Multiple metrics example

bundle exec rails generate gitlab:usage_metric_definition counts.issues counts.users --dir=7d --class_name=CountUsersCreatingIssues
create  config/metrics/counts_7d/issues.yml
create  config/metrics/counts_7d/users.yml

NOTE: To create a metric definition used in EE, add the --ee flag.

bundle exec rails generate gitlab:usage_metric_definition counts.issues --ee --dir=7d --class_name=CountUsersCreatingIssues
create  ee/config/metrics/counts_7d/issues.yml

Metrics added dynamic to Service Ping payload

The Redis HLL metrics are added automatically to Service Ping payload.

A YAML metric definition is required for each metric. A dedicated generator is provided to create metric definitions for Redis HLL events.

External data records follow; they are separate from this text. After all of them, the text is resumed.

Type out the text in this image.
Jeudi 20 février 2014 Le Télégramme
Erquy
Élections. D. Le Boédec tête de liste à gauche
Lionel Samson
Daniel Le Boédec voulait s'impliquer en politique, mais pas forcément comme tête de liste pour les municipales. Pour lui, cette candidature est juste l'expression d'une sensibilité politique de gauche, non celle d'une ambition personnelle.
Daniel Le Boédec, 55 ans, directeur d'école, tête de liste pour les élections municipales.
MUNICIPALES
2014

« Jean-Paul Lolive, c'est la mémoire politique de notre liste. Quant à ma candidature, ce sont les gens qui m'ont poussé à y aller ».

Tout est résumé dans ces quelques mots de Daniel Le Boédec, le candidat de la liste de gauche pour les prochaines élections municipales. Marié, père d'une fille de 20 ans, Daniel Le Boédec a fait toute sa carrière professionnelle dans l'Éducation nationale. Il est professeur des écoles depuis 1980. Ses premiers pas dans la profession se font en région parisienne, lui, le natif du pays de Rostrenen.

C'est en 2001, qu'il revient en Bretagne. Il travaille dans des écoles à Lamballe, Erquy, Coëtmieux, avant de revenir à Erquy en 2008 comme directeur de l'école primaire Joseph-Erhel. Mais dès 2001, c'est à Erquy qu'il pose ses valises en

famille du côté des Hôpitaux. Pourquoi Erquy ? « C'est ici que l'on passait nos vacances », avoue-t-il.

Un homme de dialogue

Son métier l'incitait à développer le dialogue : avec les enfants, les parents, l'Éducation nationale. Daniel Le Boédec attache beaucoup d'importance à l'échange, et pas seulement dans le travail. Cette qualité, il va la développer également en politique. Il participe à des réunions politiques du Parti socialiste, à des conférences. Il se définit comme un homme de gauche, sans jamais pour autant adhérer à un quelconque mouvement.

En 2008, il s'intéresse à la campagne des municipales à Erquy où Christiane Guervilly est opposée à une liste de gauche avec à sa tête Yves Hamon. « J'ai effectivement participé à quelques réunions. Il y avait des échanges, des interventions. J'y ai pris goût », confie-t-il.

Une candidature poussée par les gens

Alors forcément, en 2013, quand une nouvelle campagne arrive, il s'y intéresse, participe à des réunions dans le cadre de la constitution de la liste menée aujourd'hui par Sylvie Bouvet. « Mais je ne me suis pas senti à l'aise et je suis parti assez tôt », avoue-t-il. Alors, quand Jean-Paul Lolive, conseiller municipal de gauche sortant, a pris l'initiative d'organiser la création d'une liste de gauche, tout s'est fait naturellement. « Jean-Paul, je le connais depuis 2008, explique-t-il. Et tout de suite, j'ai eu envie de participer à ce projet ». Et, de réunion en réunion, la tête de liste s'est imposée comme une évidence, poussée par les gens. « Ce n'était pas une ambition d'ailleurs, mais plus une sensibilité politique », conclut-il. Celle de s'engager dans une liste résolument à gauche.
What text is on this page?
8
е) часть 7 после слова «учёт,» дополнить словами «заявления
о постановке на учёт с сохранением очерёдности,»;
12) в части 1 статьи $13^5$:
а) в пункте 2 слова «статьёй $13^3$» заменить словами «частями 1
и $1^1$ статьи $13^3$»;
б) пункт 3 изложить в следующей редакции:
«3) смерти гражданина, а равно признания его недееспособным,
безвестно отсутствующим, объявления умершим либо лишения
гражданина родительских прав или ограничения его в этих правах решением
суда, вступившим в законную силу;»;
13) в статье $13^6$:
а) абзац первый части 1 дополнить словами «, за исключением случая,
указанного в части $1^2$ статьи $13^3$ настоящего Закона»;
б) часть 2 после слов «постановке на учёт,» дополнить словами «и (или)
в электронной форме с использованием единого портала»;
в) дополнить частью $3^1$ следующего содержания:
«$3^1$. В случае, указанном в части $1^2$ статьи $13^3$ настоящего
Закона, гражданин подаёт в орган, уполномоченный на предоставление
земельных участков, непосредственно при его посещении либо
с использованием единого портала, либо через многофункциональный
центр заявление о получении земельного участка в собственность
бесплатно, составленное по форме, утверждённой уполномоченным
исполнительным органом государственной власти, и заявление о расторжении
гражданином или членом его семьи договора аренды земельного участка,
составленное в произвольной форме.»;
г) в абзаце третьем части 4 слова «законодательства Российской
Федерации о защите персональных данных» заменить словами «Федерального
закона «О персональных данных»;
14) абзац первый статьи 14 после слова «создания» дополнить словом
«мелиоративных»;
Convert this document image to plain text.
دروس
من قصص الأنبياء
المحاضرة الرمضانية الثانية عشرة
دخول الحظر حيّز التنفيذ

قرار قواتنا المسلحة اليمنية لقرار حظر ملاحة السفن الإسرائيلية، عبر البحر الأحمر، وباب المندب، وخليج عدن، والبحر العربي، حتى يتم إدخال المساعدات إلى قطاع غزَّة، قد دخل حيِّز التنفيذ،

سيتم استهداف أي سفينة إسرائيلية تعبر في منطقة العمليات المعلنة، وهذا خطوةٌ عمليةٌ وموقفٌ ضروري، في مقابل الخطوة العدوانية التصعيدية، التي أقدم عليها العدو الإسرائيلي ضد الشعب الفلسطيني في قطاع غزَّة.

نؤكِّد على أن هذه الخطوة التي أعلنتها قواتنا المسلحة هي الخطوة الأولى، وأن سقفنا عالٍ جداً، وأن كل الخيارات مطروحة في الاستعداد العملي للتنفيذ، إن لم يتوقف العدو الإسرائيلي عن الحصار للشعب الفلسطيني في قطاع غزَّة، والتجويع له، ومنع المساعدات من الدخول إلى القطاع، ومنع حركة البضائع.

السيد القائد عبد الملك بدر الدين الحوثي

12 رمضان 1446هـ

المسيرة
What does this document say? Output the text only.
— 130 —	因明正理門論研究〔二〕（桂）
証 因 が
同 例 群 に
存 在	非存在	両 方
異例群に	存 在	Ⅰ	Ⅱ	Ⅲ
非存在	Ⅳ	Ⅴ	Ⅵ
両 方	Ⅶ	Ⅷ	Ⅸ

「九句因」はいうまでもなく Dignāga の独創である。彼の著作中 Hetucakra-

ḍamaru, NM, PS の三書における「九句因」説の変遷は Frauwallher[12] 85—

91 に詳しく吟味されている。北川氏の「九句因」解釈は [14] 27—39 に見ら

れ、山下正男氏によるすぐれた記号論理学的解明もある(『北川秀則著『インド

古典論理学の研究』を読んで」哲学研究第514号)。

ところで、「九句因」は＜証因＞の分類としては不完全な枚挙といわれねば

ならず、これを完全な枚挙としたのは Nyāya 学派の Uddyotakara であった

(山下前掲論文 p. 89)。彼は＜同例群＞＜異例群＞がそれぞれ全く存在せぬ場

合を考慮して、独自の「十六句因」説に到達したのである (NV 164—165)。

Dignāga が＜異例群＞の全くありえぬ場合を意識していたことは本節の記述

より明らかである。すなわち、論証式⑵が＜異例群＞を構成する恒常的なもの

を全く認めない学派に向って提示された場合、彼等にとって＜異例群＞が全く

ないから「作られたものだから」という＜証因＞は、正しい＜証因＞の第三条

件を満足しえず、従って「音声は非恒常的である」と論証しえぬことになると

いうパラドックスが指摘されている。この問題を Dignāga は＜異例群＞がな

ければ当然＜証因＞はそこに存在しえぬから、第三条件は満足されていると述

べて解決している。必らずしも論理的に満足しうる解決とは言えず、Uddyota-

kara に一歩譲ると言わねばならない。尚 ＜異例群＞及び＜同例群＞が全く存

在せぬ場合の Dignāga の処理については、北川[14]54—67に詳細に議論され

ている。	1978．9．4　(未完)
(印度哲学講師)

The generator takes category and event arguments, as the root key is redis_hll_counters, and creates two metric definitions for weekly and monthly time frames:

bundle exec rails generate gitlab:usage_metric_definition:redis_hll issues count_users_closing_issues
create  config/metrics/counts_7d/count_users_closing_issues_weekly.yml
create  config/metrics/counts_28d/count_users_closing_issues_monthly.yml

To create a metric definition used in EE, add the --ee flag.

bundle exec rails generate gitlab:usage_metric_definition:redis_hll issues users_closing_issues --ee
create  config/metrics/counts_7d/i_closed_weekly.yml
create  config/metrics/counts_28d/i_closed_monthly.yml

Metrics Dictionary

Metrics Dictionary is a separate application.

All metrics available in Service Ping are in the Metrics Dictionary.

Copy query to clipboard

To check if a metric has data in Sisense, use the copy query to clipboard feature. This copies a query that's ready to use in Sisense. The query gets the last five service ping data for GitLab.com for a given metric. For information about how to check if a Service Ping metric has data in Sisense, see this demo.